The Canadian government is funding the creation of a brain bank network to advance the fight against dementia.
By Lola Augustine Brown
More than 400,000 Canadians 65 or older live with dementia, 70% of them with Alzheimer’s disease, and the World Health Organization estimates that the number of those with dementia will double by 2030. We don’t really know how to treat the condition, and we don’t really know what causes it.
Canadian researchers were therefore understandably happy to hear that the Government of Canada is investing $2.5 million in the search for answers.
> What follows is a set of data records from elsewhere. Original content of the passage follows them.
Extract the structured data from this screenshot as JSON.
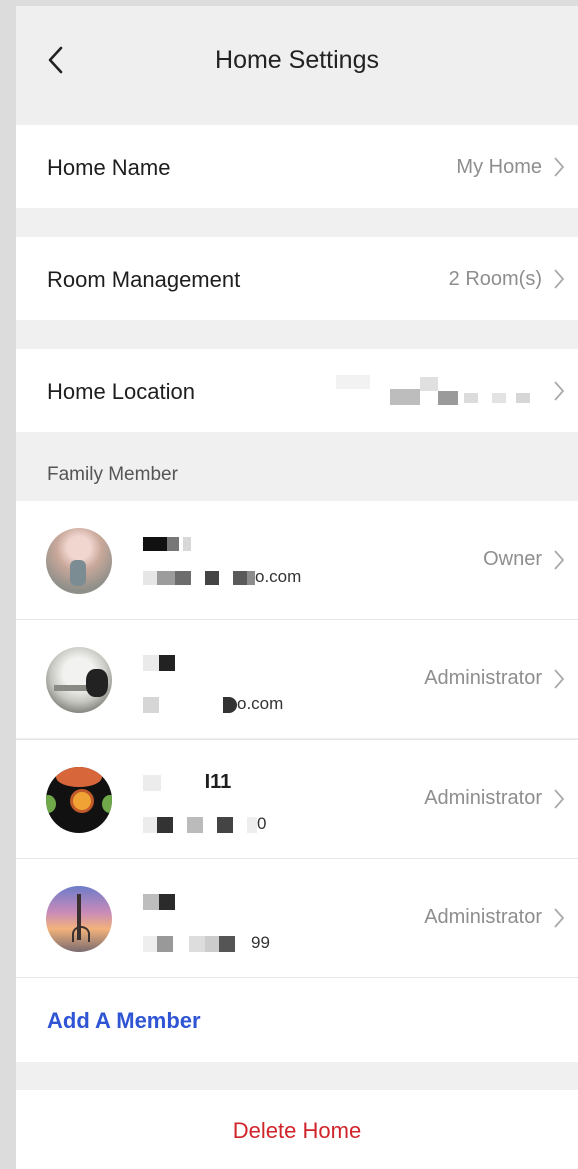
{
  "header": {
    "title": "Home Settings",
    "back_icon": "chevron-left-icon"
  },
  "settings": [
    {
      "label": "Home Name",
      "value": "My Home"
    },
    {
      "label": "Room Management",
      "value": "2 Room(s)"
    },
    {
      "label": "Home Location",
      "value": ""
    }
  ],
  "family": {
    "section_label": "Family Member",
    "members": [
      {
        "name": "",
        "email": "o.com",
        "role": "Owner"
      },
      {
        "name": "",
        "email": "o.com",
        "role": "Administrator"
      },
      {
        "name": "I11",
        "email": "0",
        "role": "Administrator"
      },
      {
        "name": "",
        "email": "99",
        "role": "Administrator"
      }
    ],
    "add_label": "Add A Member"
  },
  "delete_label": "Delete Home",
  "colors": {
    "accent": "#2f55d4",
    "danger": "#d0242b",
    "value_gray": "#8e8e8e"
  }
}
Almost half of the funding—$1 million—will be used to establish a Canadian brain bank network—CABIN—which will provide the people and infrastructure needed to manage the storage of donated brains and brain tissue for researchers across the country. CABIN will become part of and support an existing international project, the Alzheimer’s disease Neuroimaging Initiative, providing greater resources for researchers worldwide in the fight against that disease. The project will be headed by Drs. Robin Hsuing and Ian Mackenzie of the University of British Columbia and Dr. Howard Chertkow of McGill University and the Jewish General Hospital in Montreal.
The remaining funds are to be dispersed among three other international dementia-related research projects run through the Joint Programme on Neurodegenerative Disease Research (JPND), a European Union initiative to coordinate research efforts. Three non-EU countries are part of the JPND: Australia, Switzerland, and Canada.
One of the three projects, led by Dr. Nahum Sonenberg of McGill’s biochemistry department, will look into possible targets for drug development to combat Alzheimer’s disease and other neurodegenerative diseases; it will bring together scientists from Canada, the United Kingdom, Germany, France, Israel, and the Netherlands.